Get a divorce with your inner critic.

Updated: Apr 7

Nothing is perfect in this universe. This comes as news to no one. But what may surprise people is that our universe exists only because of its imperfections.

“One of the basic rules of the universe is that nothing is perfect. Perfection simply doesn't exist.....Without imperfection, neither you nor I would exist” said Stephen Hawking.

So chill out and forget the statement that you strive for perfections. You should be striving for progress. It's not the perfections that makes the whole. How can we strive for something unknown. How can you tell what you actually are striving for. Be careful what you wish for.


But this is not what I wanted to talk to you about. Many of us think of themselves as they are not good enough.

We are all born the way we meant to be. Clean canvas. And then shit happens and we start doubting our whole existence. Maybe you have some legitimate reasons for doubting yourself. Or maybe you can’t stop the inner voice from repeating all the stuff the naysayers have told you your whole life. Either way, you can’t seem to get past the bullshit in your brain. The nasty monologue just won't turn off. It keeps telling you how broken, stupid, useless, ugly and unimportant you and your dreams are. That voice seem to know everything about you and it takes a sadistic pleasure in reminding you of every flaw, in every part of your life.


There is only one thing what it forgets to mention. Who you really are.

I spent most of my life asking myself, “Who am I? Who am I to be a coach? Who am I to teach others? Truthfully, the voice in my head that uttered those words to me, so often, sounded much more mean. And they came out more like, “Who the fuck are YOU?”

The secret fear that I’ve carried since being a young child is that I’m ‘worthless’—which meant I constantly showed up trying to ‘prove’ myself to others starting with my parents, my friends, my teachers, my husband, and my superiors . It didn’t matter who I was, I did whatever I could to attain the approval. I tried to dress the right way, say the right things and do what it took. I have learned how to look good. But it wasn't enough. Inside I still felt like there is something broken. So I was pretending to be someone else. Except it was painful. I rarely got the approval I sought. And even if I did it felt disgusting because I wasn’t being myself anyway.


There is two things in life we need to know.

1. What are we up against

2. What do we have going for us.

Nothing else matters, the rest will come.

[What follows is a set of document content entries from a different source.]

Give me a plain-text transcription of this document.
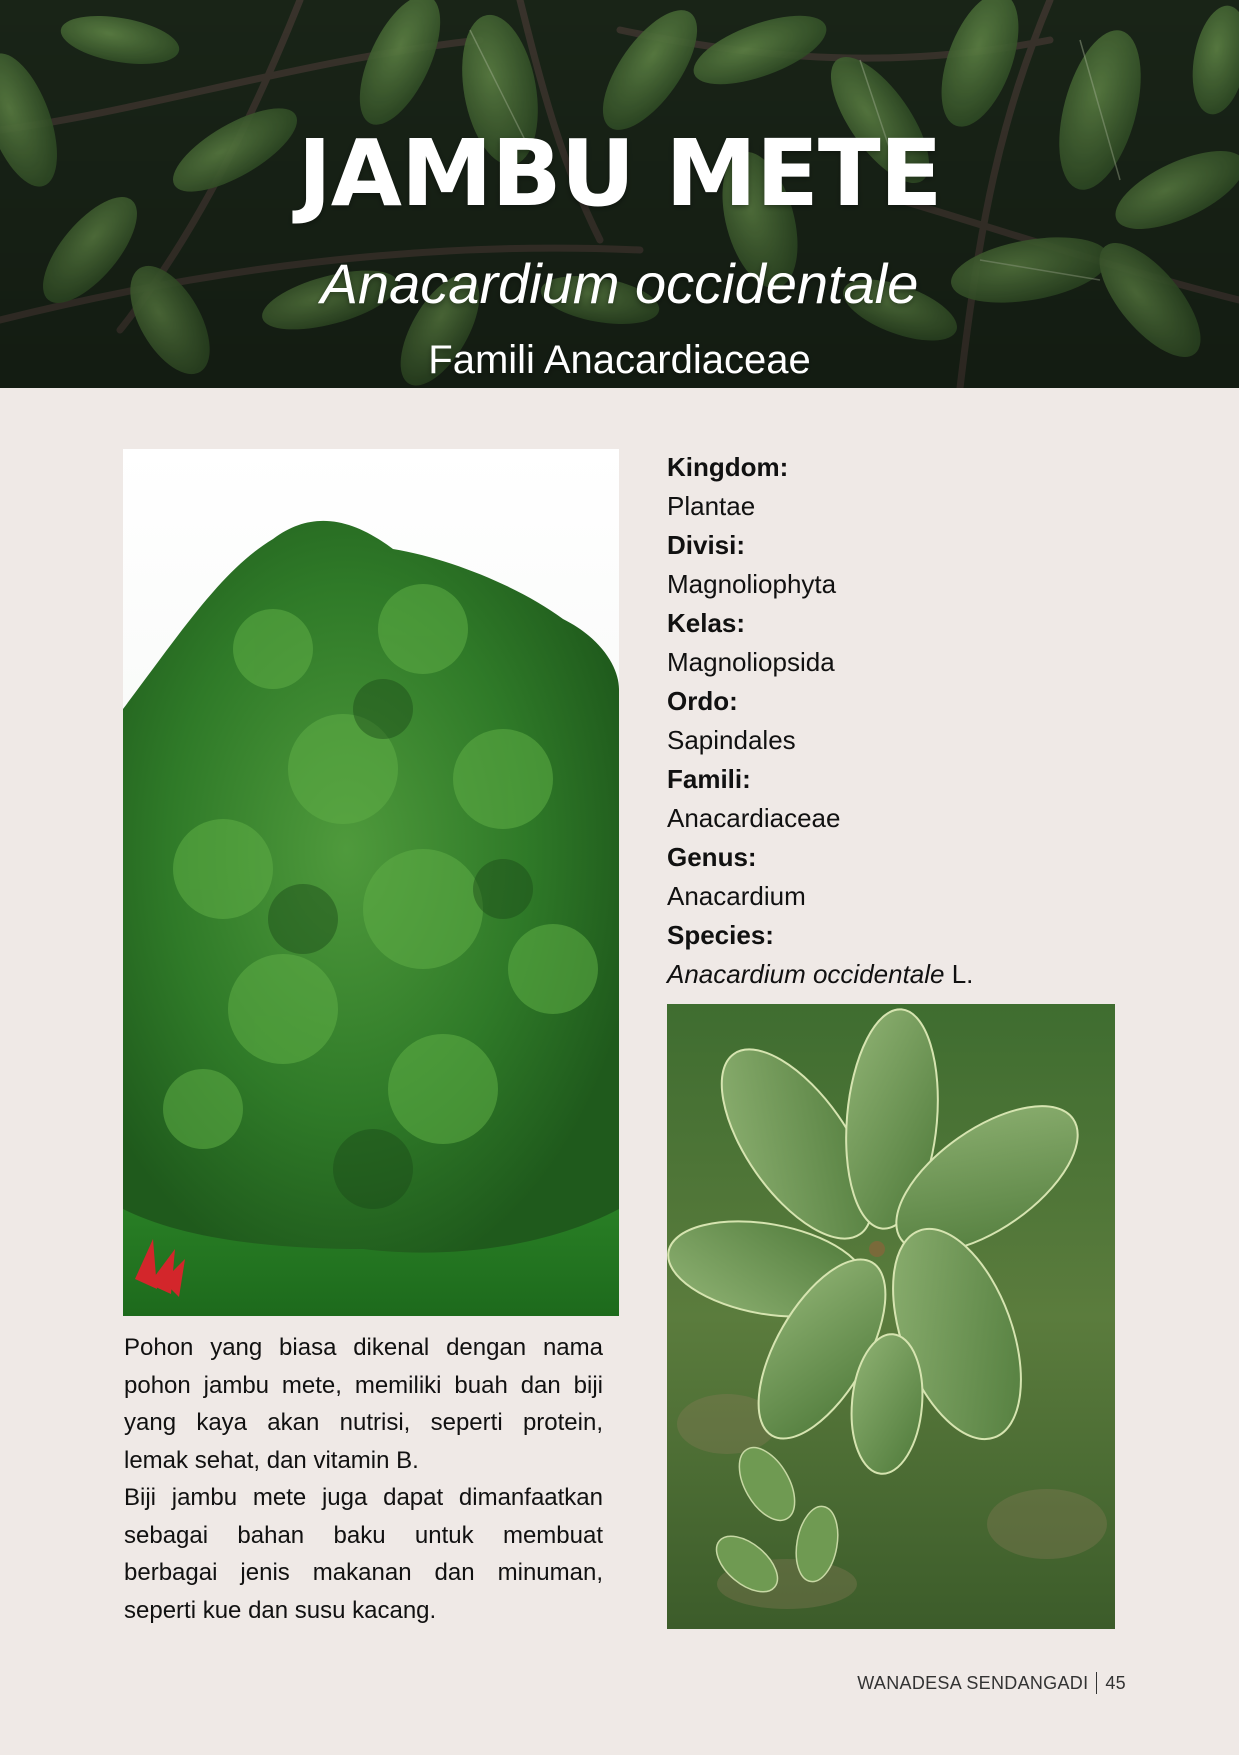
JAMBU METE
Anacardium occidentale
Famili Anacardiaceae
Kingdom:
Plantae
Divisi:
Magnoliophyta
Kelas:
Magnoliopsida
Ordo:
Sapindales
Famili:
Anacardiaceae
Genus:
Anacardium
Species:
Anacardium occidentale L.

Pohon yang biasa dikenal dengan nama pohon jambu mete, memiliki buah dan biji yang kaya akan nutrisi, seperti protein, lemak sehat, dan vitamin B.

Biji jambu mete juga dapat dimanfaatkan sebagai bahan baku untuk membuat berbagai jenis makanan dan minuman, seperti kue dan susu kacang.

WANADESA SENDANGADI 45
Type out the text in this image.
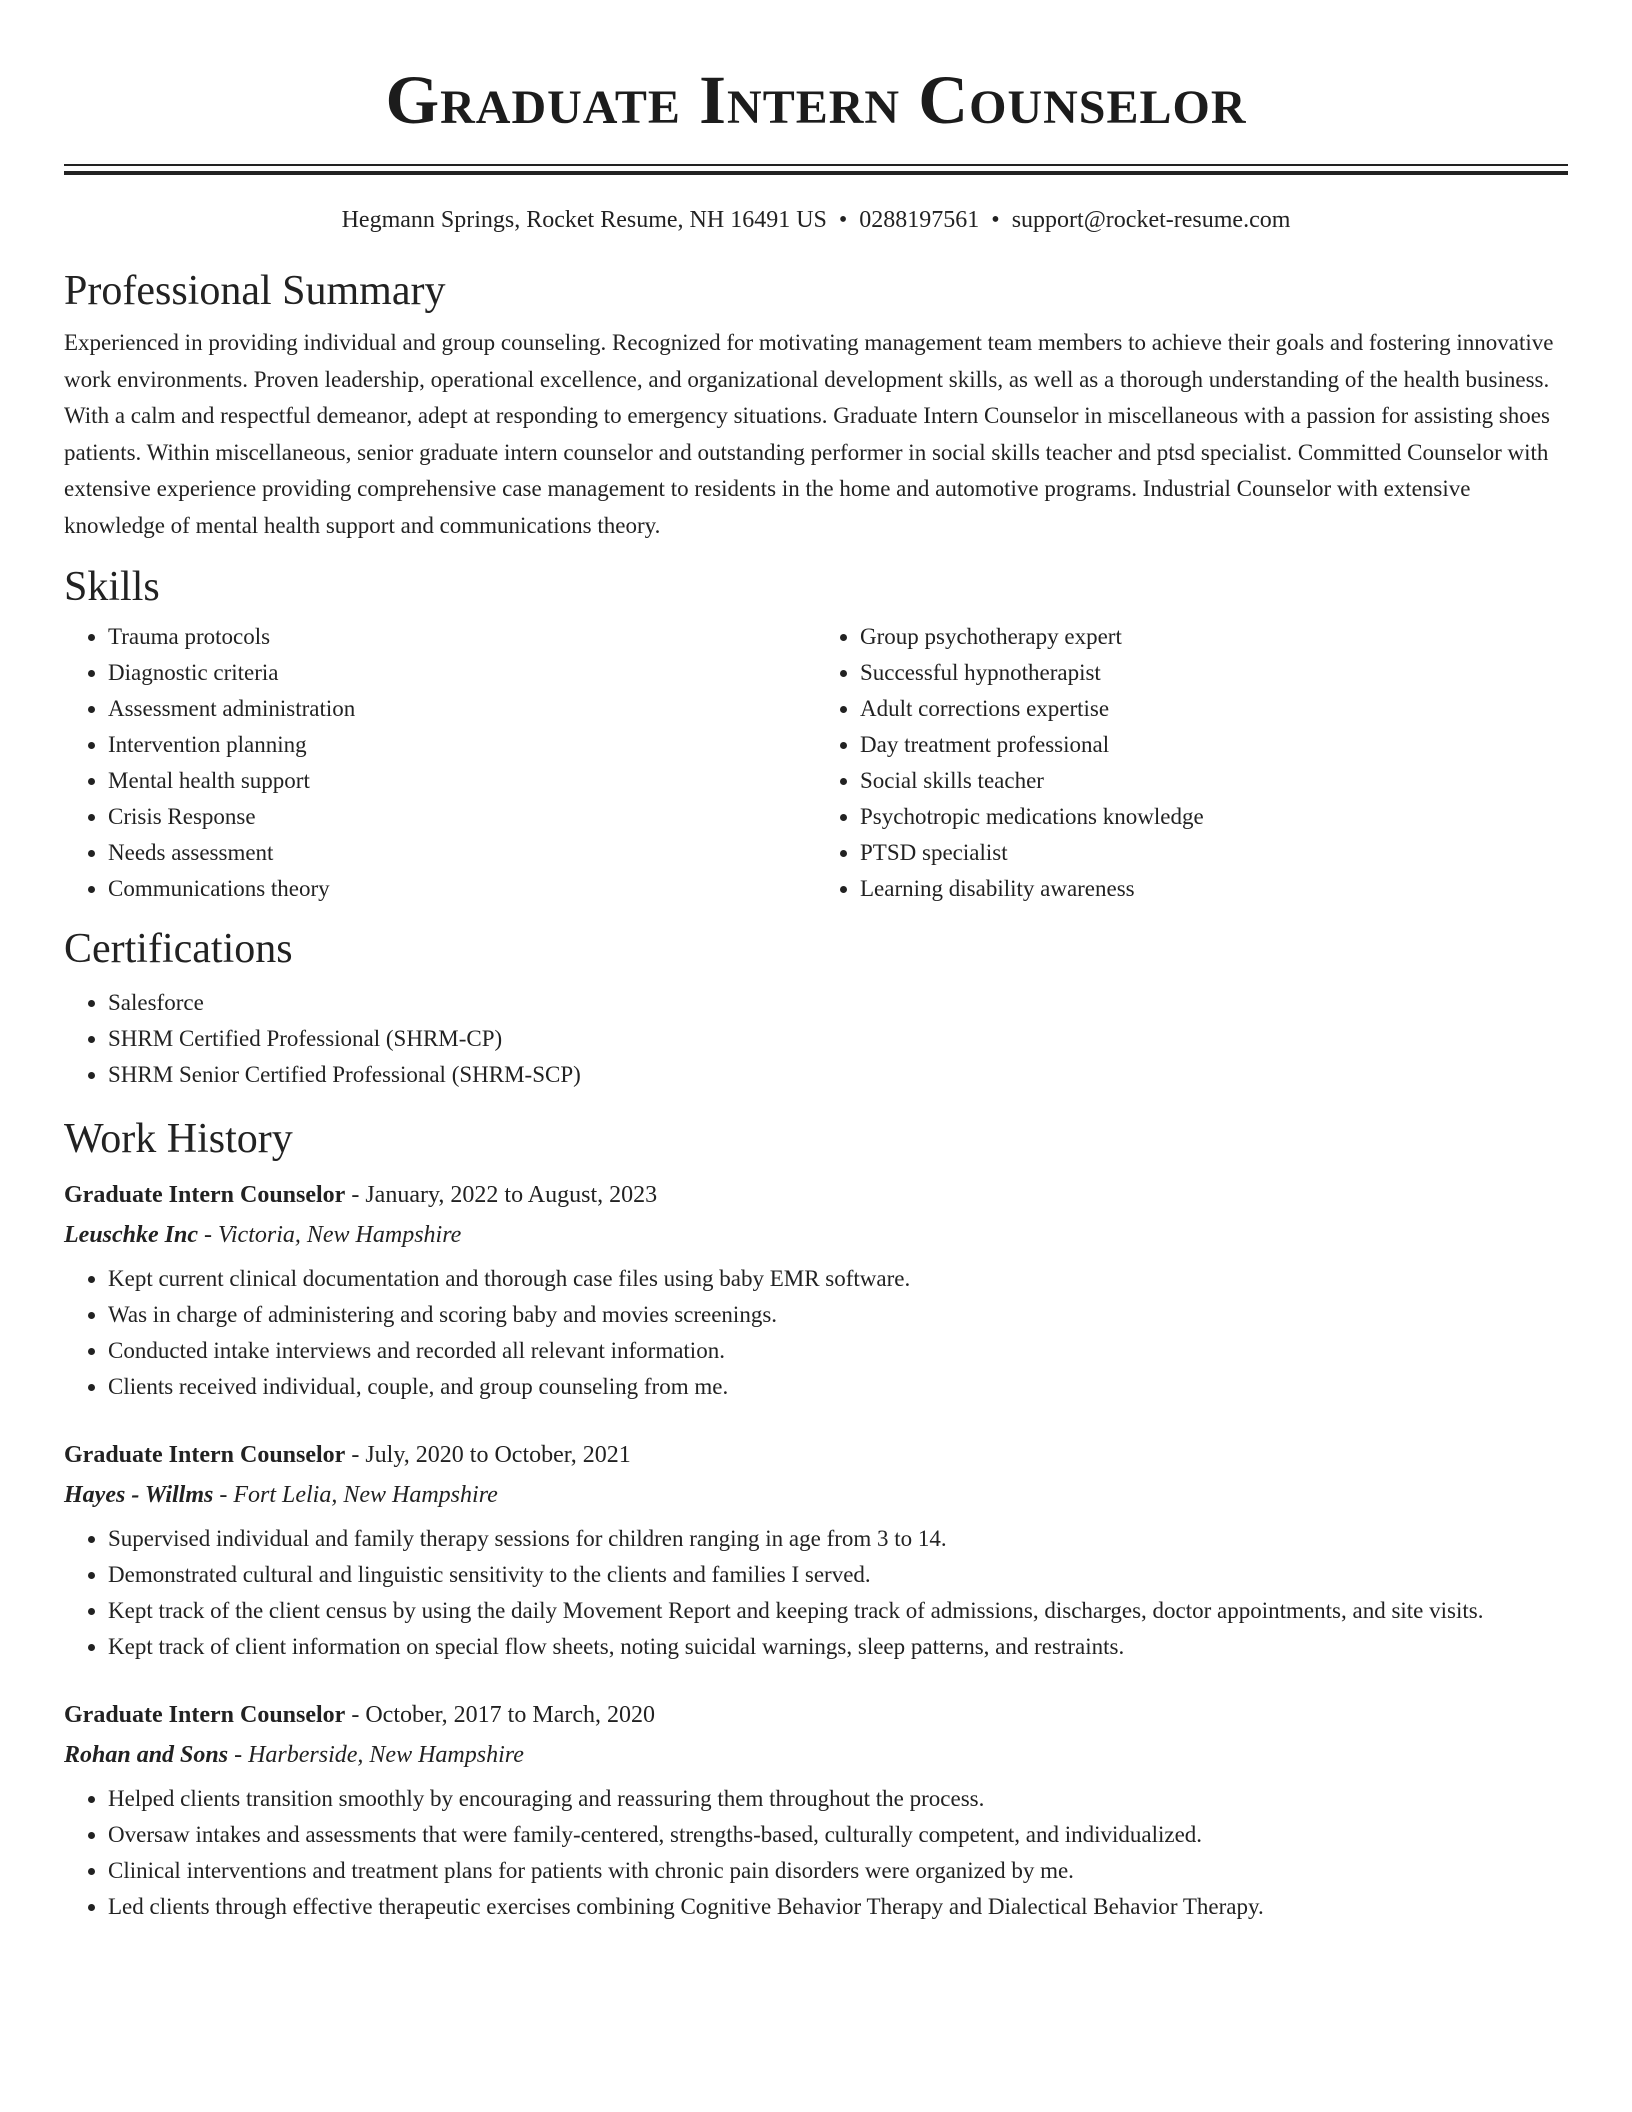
Graduate Intern Counselor
Hegmann Springs, Rocket Resume, NH 16491 US • 0288197561 • support@rocket-resume.com
Professional Summary

Experienced in providing individual and group counseling. Recognized for motivating management team members to achieve their goals and fostering innovative work environments. Proven leadership, operational excellence, and organizational development skills, as well as a thorough understanding of the health business. With a calm and respectful demeanor, adept at responding to emergency situations. Graduate Intern Counselor in miscellaneous with a passion for assisting shoes patients. Within miscellaneous, senior graduate intern counselor and outstanding performer in social skills teacher and ptsd specialist. Committed Counselor with extensive experience providing comprehensive case management to residents in the home and automotive programs. Industrial Counselor with extensive knowledge of mental health support and communications theory.

Skills
• Trauma protocols
• Diagnostic criteria
• Assessment administration
• Intervention planning
• Mental health support
• Crisis Response
• Needs assessment
• Communications theory
• Group psychotherapy expert
• Successful hypnotherapist
• Adult corrections expertise
• Day treatment professional
• Social skills teacher
• Psychotropic medications knowledge
• PTSD specialist
• Learning disability awareness
Certifications
• Salesforce
• SHRM Certified Professional (SHRM-CP)
• SHRM Senior Certified Professional (SHRM-SCP)
Work History

Graduate Intern Counselor - January, 2022 to August, 2023

Leuschke Inc - Victoria, New Hampshire

• Kept current clinical documentation and thorough case files using baby EMR software.
• Was in charge of administering and scoring baby and movies screenings.
• Conducted intake interviews and recorded all relevant information.
• Clients received individual, couple, and group counseling from me.

Graduate Intern Counselor - July, 2020 to October, 2021

Hayes - Willms - Fort Lelia, New Hampshire

• Supervised individual and family therapy sessions for children ranging in age from 3 to 14.
• Demonstrated cultural and linguistic sensitivity to the clients and families I served.
• Kept track of the client census by using the daily Movement Report and keeping track of admissions, discharges, doctor appointments, and site visits.
• Kept track of client information on special flow sheets, noting suicidal warnings, sleep patterns, and restraints.

Graduate Intern Counselor - October, 2017 to March, 2020

Rohan and Sons - Harberside, New Hampshire

• Helped clients transition smoothly by encouraging and reassuring them throughout the process.
• Oversaw intakes and assessments that were family-centered, strengths-based, culturally competent, and individualized.
• Clinical interventions and treatment plans for patients with chronic pain disorders were organized by me.
• Led clients through effective therapeutic exercises combining Cognitive Behavior Therapy and Dialectical Behavior Therapy.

Being tough on yourself, especially when you've gone in the wrong direction, can make you stronger. Own your worse enemy - who is you. Be authentic, don't try to be someone else. If you follow steps of other successful and happy people you will probably fail. Everyone has a different story and different things helped them to achieve the utter happiness within themself. When tragedy strikes or you struggle with something you don't need to search for the answer on how to deal with it in books. Search within yourself... the powerful person that you are. How can you access that? At times when life is good and you feel really blissful. Go back to your past and uncover your lessons. Your past is who you are today and it took you to the moment where you are right now. Close your eyes and think how much you have grown for the past 5-10 years. How many challenges you've already overcome. Everyone of those experiences brings value to your life. You are amazing. You have come through so much. You are strong. Accept yourself.


Own the powerful motherfucker that you are. You are unique and it's beautiful. Your life experiences taught you a lesson, you have never failed, it was all needed to develop a strong individual. Own the impact you have on others. And own the difference you make. Be confident.


Don't listen to your sadistic subpersonality that judges and devaluates you.. your inner critic is an asshole and it's time to break up.